When my children decide the clean nappy I put on 8 minutes ago simply must be filled, I have spares in the boot of the car and usually at least one pocket. And if one of them needs an urgent change of clothes and I haven’t got a clean outfit for them they wear their brother / sister’s clothes for a couple of hours. Or they go without a change and we head home immediately, ignoring the glares of anyone we pass and hoping nothing too toxic leaks over anything too expensive / hard to clean!

My choices now basically boil down to “do I care or not?” and finally I can say “I don’t” and say it with a smile rather than an air of defeat and exhaustion. It’s more important to me to get my children out of the house, into the fresh air, or the slightly sticky children’s centre, to play with (or at least near) other children than worry about what I look like. What they make of it all is another matter.

Obviously, my babies don’t have a phone yet, though mine is apparently irresistible, but if they did I imagine their exchange would go something like this …

TWIN 1: “Have you seen the state of her again? And she’s actually going out in public like that!”

TWIN 2: “HER???? Have you seen what I’m wearing today? I swear she just grabs random items from the tumble dryer!”

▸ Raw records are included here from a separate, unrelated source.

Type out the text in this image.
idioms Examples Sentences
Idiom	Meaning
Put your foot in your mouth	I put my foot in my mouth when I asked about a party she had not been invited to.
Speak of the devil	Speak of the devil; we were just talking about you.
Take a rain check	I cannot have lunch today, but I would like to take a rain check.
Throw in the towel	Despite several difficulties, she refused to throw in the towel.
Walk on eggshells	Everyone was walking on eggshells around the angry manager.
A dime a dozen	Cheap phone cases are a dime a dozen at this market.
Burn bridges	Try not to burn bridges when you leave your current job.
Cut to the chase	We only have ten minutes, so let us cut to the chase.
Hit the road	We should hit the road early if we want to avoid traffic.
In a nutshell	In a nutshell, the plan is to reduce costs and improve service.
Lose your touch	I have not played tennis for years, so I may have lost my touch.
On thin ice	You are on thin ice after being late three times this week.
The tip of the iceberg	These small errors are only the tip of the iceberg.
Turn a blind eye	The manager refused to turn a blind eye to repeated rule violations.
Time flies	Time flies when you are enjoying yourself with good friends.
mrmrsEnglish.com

TWIN 1: “Ha!!! Yes you look ridiculous!!! It is very funny.”

TWIN 2: “I’m going to take your favourite toy when we get home and it’s going in the toilet.”

TWIN 1: “Don’t worry, I can throw up on her again and then she won’t have time to take us out.”

TWIN 2: “Good plan. I would hate the other kids to see me looking like this. P.S. You have banana in your hair. If she does manage to get us out you should probably wipe that off. ON HER BACK!

(And don’t worry, you can survive on biscuits – I’m still here!)